Если бы не эта небрежность в голосе у Вани, резанувшая слух Насти, она наверняка не стала бы переспрашивать у него, в то время как Клавдия ринулась к коробу и к посудной полке, меча на стол кастрюли и тарелки.
— Почему же тебе жаль, Ваня?
Громыхая рукомойником, он полуобернул к ней голову, явно удивленный тем, что ей, совсем незнакомой женщине, вздумалось продолжить этот разговор, и, тщательно вытирая руки полотенцем, ответил:
— Потому что тогда я хоть бы с вами мог передать этому Будулаю то, что мне давно уже надо было ему сказать.
То ли эта небрежность в голосе, то ли еще что-то другое подсказывало Насте, что не надо бы ей и дальше продолжать этот разговор. Все же она не могла удержаться:
— Но, может быть, мне и доведется еще когда-нибудь повидать его.
Михаил, конечно, уже поджидал ее в степи на горе, высунув из кабины свой чуб, но теперь уже Настя не стала отказываться, когда Клавдия поставила и перед ней на стол тарелку с борщом. Теперь они все вчетвером сидели в комнате за столом: Настя — против Вани, а Клавдия — против этого второго, немолодого военного, приехавшего с Ваней на машине. Сев за стол, он тут же и склонился над своей тарелкой, поставленной перед ним Клавдией, в то время как Ваня, медленно помешивая в тарелке ложкой борщ, отвечал Насте:
— В таком случае вы не забудьте передать ему, что у нас здесь кое-кто еще помнит его цыганские сказки. И то, как он хвалился, что уже навсегда нахватался ноздрями этого кочевого ветра, и еще кое-что.

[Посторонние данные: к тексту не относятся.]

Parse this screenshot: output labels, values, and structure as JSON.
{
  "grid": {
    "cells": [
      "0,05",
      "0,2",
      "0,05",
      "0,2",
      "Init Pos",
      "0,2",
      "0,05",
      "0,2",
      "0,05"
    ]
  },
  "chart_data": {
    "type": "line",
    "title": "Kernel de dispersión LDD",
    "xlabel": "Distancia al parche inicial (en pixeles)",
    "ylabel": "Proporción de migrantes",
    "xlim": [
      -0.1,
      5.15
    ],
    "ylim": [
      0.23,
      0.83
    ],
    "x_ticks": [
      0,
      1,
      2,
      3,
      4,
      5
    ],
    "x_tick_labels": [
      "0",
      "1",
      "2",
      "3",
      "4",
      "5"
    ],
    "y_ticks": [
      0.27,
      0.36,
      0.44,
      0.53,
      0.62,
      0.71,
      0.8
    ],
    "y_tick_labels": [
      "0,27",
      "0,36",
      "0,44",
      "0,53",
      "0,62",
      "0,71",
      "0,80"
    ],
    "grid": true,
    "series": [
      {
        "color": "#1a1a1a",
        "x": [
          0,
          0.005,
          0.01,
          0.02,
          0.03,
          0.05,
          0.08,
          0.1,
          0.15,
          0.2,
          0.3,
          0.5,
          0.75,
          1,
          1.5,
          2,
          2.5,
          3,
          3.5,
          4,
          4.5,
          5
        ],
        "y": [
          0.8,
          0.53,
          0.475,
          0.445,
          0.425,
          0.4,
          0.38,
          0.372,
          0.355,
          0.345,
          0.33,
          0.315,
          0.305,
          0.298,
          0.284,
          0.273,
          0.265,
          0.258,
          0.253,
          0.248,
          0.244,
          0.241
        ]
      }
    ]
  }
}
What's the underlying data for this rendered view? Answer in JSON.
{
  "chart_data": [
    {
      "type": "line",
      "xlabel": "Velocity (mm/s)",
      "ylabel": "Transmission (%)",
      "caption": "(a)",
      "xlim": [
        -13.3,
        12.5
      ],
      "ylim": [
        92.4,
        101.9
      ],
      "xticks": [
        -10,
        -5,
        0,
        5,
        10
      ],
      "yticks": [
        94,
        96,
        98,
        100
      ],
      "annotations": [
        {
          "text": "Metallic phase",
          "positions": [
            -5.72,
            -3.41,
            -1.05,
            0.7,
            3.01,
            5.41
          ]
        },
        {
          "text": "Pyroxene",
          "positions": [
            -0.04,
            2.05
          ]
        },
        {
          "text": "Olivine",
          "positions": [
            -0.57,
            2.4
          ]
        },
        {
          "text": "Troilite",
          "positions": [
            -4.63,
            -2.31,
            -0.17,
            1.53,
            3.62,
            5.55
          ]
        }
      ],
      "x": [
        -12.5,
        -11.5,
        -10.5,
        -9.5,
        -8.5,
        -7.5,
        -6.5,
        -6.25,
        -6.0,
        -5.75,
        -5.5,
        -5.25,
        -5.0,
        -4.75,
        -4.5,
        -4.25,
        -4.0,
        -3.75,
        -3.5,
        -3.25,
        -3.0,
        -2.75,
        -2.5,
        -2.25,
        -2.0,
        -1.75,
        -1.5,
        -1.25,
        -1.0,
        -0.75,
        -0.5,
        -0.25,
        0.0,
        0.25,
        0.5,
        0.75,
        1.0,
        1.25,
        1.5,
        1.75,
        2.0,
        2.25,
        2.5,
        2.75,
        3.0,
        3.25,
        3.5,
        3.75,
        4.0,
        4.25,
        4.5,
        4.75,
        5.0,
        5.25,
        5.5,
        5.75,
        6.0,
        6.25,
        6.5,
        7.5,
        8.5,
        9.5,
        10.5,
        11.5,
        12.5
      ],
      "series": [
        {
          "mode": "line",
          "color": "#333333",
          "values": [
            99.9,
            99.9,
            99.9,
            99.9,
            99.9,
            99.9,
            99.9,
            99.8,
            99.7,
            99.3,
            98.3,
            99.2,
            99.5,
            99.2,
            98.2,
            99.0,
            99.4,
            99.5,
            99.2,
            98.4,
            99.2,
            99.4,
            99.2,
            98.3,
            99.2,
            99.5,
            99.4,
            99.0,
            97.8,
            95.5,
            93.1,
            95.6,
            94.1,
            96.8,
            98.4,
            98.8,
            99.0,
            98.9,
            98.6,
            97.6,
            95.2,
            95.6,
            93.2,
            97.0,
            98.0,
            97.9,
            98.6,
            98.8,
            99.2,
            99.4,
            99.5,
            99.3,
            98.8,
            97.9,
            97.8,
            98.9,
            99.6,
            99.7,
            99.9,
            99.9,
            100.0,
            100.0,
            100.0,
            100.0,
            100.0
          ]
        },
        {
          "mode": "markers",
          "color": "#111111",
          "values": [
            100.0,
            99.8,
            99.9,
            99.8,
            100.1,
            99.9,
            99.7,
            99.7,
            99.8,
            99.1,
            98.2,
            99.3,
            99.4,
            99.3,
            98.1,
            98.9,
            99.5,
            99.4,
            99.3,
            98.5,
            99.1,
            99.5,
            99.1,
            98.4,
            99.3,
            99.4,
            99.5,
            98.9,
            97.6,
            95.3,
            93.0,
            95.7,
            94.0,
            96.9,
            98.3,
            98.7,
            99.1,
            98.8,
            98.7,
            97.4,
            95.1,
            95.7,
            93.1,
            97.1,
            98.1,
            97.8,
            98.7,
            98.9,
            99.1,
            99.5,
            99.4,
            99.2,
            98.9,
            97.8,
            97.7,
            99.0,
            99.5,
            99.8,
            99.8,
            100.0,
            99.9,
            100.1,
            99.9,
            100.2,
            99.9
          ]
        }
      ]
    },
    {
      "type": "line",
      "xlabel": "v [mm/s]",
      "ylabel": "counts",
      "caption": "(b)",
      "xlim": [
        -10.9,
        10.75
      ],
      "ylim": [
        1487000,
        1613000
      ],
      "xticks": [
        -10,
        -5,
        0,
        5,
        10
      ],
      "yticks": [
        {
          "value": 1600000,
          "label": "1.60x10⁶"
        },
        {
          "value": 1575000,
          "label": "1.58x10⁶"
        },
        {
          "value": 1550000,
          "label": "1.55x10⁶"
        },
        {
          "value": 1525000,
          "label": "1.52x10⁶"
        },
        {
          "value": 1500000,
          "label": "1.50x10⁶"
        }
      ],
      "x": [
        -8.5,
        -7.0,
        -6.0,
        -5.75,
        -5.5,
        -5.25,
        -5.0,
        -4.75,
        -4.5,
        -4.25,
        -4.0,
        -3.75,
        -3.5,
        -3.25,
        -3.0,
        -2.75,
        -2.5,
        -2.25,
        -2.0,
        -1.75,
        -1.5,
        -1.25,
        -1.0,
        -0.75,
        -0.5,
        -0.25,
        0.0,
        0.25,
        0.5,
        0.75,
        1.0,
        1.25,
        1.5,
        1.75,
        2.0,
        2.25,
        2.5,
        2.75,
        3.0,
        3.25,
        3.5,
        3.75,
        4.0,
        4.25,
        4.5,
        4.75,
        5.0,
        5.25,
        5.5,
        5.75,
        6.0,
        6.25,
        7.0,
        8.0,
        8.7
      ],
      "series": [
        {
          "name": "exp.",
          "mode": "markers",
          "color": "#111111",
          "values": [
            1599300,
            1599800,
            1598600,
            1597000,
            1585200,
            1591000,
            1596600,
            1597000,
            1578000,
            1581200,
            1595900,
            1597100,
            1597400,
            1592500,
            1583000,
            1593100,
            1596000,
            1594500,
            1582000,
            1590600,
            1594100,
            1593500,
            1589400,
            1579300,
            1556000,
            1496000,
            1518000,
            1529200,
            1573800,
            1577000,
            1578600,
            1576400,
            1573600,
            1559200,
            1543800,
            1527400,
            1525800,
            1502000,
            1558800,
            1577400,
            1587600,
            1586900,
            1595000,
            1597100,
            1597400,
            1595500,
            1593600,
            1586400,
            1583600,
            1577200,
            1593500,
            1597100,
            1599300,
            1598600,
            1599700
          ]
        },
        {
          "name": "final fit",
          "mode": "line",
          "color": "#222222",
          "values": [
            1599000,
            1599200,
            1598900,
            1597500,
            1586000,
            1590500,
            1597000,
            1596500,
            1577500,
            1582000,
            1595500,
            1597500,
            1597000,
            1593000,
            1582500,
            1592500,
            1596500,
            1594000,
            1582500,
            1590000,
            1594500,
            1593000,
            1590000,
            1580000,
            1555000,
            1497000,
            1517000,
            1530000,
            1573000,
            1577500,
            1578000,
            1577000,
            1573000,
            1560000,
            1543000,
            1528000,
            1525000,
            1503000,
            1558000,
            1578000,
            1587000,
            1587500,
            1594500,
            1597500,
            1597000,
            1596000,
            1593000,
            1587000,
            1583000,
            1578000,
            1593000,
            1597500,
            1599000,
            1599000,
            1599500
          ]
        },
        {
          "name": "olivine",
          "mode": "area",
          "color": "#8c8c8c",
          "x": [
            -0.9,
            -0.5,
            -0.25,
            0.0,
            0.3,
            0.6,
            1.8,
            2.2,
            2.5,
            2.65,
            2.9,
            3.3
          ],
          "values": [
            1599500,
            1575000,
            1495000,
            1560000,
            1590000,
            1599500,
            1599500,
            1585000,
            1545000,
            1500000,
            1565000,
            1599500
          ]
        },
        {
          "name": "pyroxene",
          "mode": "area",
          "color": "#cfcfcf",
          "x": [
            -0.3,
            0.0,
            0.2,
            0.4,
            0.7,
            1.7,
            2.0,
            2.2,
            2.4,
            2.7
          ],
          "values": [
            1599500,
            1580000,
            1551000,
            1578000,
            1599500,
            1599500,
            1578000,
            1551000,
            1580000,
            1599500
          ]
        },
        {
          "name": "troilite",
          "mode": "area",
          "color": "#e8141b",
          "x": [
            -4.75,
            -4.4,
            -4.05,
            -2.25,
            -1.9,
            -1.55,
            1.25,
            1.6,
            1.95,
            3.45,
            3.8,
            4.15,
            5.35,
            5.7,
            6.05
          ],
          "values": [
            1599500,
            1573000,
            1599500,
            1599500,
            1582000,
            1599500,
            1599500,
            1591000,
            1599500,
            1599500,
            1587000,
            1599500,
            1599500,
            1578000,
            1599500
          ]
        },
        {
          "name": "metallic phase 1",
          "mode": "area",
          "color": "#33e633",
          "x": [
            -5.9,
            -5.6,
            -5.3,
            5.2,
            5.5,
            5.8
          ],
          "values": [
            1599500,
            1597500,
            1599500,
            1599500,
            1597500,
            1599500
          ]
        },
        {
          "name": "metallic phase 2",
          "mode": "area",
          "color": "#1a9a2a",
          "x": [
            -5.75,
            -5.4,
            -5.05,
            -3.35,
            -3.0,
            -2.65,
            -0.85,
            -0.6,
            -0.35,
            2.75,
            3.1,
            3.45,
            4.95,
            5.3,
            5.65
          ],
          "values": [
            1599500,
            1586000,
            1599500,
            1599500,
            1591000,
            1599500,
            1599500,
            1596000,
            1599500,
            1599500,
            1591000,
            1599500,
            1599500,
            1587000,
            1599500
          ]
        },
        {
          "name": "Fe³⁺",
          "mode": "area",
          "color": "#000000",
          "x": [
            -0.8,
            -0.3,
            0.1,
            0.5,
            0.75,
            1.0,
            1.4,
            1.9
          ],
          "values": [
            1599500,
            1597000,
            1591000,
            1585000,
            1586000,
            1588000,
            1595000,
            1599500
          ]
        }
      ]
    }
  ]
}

Нет, он, конечно, не только своими глазами так напоминал сейчас Насте того, о ком все это говорил, но и звуком своего голоса: как будто какой-то ком навсегда остановился у него в горле. И еще чем-то, особенно когда он этой презрительной улыбкой пытался подкрепить свои слова, но она не удавалась ему, и лицо его оставалось все таким же юношески добрым.
— Этого я ему не стану передавать, — сказала Настя.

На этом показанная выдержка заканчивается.